At present, proteins and other small molecules are crystallized by a variety of conventional experimental methods. Among these many methods, there are three that are most commonly used in the art. These three methods are (1) vapor diffusion methods, which decrease the solubility and concentrate the molecules to be crystallized by means of solvent evaporation. This method is often referred to as the "hanging drop technique." (2) The batch method, which decreases the solubility of the molecule by the direct addition of various precipitating agents to the solution. These precipitating agents are usually organic compounds such as polyethylene glycol, or inorganic salts such as ammonium sulphate. (3) The dialysis method, in which the protein or other molecular solution is physically isolated from the precipitating agent by a semi-permeable membrane. Upon activation, the precipitating agents diffuse through the membrane and mix with the protein solution. In general, if the other experimental factors are appropriately chosen, e.g., pH and temperature, crystallization of the protein or other molecule occurs during conditions of supersaturation.
Unfortunately, it has been observed that crystal growth and other chemical syntheses carried out under normal gravitational conditions suffer from turbulent convective flows which occur in all of the above described methods. In particular, during crystal growth under 1g the solute-depleted regions surrounding a growing crystal normally produce these turbulent convective flows which appear to have significant effects on the crystal quality. For methods such as liquid - liquid diffusion and dialysis, which require the diffusive mixing of two solutions of greatly differing densities, the elimination of these density driven convection flows is of the utmost importance if one is to successfully carry out crystal growth and other chemical syntheses.
In microgravity, i.e., low gravity environments, crystal growth and chemical syntheses can be carried out with no density driven convective flows. Under these conditions, crystal growth primarily becomes a diffusion limited process. Current research indicates that the slower approach to critical supersaturation occurring in low gravity environments reduces the number of nucleation sites created, and increases the terminal size of the crystals grown therein. The application of very slow diffusive mixing which will occur in microgravity is also advantageous in that it allows the conditions of supersaturation to be approached in a uniform gradient. As a result of lack of turbulence and very slow diffusive mixing, low gravity environments are ideal for maximizing crystal growth and successfully carrying out a variety of other chemical syntheses.

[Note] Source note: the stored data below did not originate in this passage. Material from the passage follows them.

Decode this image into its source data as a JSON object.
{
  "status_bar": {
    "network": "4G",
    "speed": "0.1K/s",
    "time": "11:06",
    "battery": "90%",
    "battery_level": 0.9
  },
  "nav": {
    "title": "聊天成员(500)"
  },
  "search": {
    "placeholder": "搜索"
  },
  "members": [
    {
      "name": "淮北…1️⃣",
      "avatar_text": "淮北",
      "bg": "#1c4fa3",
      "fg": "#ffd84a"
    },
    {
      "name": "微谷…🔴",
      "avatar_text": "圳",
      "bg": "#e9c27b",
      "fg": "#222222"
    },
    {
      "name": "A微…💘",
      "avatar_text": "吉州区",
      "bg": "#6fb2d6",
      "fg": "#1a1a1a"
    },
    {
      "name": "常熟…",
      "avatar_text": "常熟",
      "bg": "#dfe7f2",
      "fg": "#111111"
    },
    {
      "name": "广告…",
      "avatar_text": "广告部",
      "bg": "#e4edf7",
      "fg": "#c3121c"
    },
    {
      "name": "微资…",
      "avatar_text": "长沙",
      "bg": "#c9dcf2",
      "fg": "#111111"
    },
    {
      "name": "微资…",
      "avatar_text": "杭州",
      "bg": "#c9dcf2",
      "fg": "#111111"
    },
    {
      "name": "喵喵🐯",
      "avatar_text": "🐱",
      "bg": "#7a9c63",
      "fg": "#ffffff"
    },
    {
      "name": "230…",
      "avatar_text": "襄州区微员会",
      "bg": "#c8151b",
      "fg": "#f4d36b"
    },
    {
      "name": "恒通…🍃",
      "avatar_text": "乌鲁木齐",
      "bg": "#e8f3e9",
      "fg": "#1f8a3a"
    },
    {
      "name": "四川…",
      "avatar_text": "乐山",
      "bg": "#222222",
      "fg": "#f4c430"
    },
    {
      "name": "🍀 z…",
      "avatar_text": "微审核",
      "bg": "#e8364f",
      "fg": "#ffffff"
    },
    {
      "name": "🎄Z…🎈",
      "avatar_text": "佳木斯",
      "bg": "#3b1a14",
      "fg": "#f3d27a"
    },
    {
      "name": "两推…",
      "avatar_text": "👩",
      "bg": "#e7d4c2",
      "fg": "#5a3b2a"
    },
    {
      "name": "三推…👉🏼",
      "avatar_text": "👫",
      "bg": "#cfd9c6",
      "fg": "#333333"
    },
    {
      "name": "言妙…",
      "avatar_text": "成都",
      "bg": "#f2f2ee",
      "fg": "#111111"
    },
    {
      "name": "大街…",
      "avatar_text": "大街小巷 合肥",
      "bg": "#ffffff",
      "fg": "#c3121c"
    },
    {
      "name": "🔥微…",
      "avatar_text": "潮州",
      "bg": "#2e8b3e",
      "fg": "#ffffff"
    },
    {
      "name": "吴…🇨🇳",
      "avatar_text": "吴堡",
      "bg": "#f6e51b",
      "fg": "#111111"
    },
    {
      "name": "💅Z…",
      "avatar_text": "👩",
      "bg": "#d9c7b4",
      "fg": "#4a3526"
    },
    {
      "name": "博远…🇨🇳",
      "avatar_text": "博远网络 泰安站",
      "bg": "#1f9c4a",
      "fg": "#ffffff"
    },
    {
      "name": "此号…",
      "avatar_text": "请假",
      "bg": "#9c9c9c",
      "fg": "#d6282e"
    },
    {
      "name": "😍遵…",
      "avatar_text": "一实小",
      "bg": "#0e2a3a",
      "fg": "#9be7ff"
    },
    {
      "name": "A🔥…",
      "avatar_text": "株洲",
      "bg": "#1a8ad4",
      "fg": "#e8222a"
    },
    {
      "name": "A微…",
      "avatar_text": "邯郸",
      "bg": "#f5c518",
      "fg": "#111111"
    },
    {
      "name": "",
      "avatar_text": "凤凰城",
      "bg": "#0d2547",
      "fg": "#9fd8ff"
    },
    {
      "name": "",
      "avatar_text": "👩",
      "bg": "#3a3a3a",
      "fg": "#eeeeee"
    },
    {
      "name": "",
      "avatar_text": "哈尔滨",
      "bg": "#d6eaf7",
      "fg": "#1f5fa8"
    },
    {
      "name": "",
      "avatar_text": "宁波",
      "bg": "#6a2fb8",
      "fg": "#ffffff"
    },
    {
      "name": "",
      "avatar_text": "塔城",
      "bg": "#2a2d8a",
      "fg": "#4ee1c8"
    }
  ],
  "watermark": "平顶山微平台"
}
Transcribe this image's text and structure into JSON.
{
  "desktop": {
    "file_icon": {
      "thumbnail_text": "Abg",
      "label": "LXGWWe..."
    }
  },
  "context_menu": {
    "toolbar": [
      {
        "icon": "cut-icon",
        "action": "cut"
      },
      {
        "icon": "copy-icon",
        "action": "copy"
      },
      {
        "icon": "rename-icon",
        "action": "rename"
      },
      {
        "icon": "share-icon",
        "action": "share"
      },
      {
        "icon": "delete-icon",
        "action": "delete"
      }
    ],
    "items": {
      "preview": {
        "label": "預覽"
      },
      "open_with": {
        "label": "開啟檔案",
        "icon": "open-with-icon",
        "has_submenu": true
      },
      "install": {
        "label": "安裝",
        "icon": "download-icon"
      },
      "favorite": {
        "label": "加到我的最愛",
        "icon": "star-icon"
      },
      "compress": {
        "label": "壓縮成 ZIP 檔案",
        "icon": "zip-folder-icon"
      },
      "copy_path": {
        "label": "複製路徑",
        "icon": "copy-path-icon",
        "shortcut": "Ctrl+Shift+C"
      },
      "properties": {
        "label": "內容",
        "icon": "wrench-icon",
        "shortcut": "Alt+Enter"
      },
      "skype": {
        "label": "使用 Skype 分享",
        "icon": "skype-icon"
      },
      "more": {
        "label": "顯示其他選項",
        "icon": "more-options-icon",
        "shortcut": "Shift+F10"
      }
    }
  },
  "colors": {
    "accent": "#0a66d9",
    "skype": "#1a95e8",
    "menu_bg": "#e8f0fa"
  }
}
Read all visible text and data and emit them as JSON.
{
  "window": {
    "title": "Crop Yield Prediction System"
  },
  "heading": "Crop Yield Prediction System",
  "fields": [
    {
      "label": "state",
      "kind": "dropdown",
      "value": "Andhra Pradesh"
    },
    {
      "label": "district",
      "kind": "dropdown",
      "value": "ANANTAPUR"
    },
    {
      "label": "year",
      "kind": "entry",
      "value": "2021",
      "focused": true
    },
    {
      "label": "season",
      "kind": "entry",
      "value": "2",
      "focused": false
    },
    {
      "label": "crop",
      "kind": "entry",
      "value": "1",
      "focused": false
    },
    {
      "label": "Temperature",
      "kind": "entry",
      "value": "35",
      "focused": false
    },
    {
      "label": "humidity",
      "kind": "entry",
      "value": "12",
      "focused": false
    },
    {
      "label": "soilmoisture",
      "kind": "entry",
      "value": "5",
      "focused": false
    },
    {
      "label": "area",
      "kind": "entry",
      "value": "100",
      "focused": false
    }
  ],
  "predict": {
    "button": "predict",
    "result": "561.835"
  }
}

Although there are devices presently known for carrying out chemical synthesis under low gravity conditions, such as the Littke sliding seal arrangement, the Boeing dialysis device and the 3-M liquid-liquid diffusion flight hardware, there are no present devices for simply and inexpensively carrying out a large number of chemical syntheses or small molecule crystallization operations, particularly where those operations require a quench step. It is thus desirable to develop a simple device made of inexpensive materials which can carry out a large number of crystallization experiments or chemical reactions while taking advantage of the benefits of a low gravity environment.